Mary Harriet Bate (1 October 1855 – 29 December 1951) was an Australian collector of botanical specimens for Australian botanists, especially the German-Australian Ferdinand von Mueller. Her contributions were recognised in the names of several species.

==Biography==
Mary Harriet Bate was born in Sydney on 1 October 1855 to Henry Jefferson Bate (1816–1892) and Elizabeth Kendall née Mossop (1816–1910). One of nine children, her brother Richard had a son, Henry Bate who was a member of state parliament. From the age of 14 Bate lived on the family property "Mountain View" at Tilba Tilba on the south coast of New South Wales until she married at the age of 30. She married John Vincent Griffiths, a storekeeper at Bombala on 6 September 1886 and they had five children. In 1921 the Griffiths moved to a dairy property at Kyogle. John Griffiths died in 1940 and Mary Griffiths (née Bate) died in 1951 at the age of 96.

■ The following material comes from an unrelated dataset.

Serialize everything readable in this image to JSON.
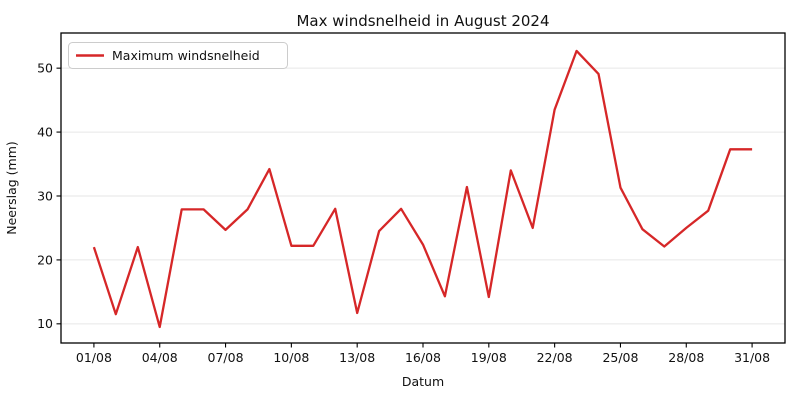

==Contributions to science==
Between the years of 1881 and 1886, Bate collected specimens of flowering plants, algae and fungi between the Tilba coast and Mount Dromedary (now known as Mount Gulaga). The National Herbarium of Victoria, Melbourne Botanic Gardens still retains 361 of her plant specimens and the collection includes the rare shrub Myoporum bateae F.Muell (1882) and the moss Bryum bateae Müll.Hal. (1898) named for her. Also there are the moss Bryum viridulum Müll.Hal. (1898) as well as the basidiomycete Trametes heteromalla Cooke (1882), the alga Sargassum laevigatum J.Agardh (1889) and the tree Eucalyptus bosistoana F.Muell. (1895). All these were type specimens for the respective species which she collected. Her algal specimens were identified by Jacob Agardh, the fungal specimens by Mordecai Cooke and the bryophytes by Carl Müller.

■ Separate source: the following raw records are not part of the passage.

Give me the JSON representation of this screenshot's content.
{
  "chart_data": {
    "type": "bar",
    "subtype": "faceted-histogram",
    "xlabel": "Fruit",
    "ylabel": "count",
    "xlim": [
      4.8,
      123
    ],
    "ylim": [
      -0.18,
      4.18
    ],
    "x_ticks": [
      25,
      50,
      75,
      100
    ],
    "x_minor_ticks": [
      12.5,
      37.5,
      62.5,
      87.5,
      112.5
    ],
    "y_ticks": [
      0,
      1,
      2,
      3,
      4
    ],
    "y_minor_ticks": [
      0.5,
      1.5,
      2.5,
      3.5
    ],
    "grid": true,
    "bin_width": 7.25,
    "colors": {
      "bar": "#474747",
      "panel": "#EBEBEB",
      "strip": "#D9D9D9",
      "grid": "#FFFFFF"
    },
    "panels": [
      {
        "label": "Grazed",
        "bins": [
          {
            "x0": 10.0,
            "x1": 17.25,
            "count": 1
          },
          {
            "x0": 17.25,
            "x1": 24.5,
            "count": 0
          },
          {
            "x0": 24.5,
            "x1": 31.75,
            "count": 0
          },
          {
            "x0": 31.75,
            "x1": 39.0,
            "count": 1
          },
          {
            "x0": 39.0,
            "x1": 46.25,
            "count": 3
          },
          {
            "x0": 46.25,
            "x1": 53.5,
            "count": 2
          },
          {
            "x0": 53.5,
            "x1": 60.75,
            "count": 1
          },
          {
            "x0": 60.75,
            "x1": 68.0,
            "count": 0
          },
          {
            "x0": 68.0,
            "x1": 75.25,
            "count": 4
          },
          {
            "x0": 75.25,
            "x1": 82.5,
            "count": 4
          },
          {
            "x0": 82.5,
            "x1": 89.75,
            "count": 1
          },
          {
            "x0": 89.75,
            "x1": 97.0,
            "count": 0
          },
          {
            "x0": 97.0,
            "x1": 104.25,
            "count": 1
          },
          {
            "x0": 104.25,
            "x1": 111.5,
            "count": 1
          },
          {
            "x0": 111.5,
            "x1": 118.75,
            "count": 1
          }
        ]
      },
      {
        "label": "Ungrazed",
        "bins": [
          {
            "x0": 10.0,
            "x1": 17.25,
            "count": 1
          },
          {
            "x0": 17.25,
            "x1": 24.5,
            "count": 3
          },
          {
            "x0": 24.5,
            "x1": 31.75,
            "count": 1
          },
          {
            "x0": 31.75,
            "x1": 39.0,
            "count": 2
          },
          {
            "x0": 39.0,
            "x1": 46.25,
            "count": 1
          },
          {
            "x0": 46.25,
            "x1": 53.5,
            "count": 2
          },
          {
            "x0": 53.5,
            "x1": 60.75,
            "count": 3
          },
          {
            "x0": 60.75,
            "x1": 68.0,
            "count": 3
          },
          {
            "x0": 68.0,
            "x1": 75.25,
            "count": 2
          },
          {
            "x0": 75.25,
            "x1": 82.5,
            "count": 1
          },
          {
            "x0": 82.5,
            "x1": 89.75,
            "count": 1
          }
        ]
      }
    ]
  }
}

==Relationship with Mueller==
Bate was only one of Mueller's at least 220 female collectors, although she was one of the more prolific of them. They wrote to each other regularly and he encouraged her by writing "You are one of the very few Ladies in all Australia, who have any taste for botanic science, in contrast to what is observed in all Europe and North America". In naming Myoporum batae eponymously, he wrote to her "I hope this acknowledgment will encourage you to continue your searches as doubtless a whole host of rare plants and some new ones remain there yet to be discovered." Other female collectors had species named after them by Mueller, including Caroline Atkinson (known as Louisa Atkinson) whose name is commemorated in five species and one genus (Atkinsonia).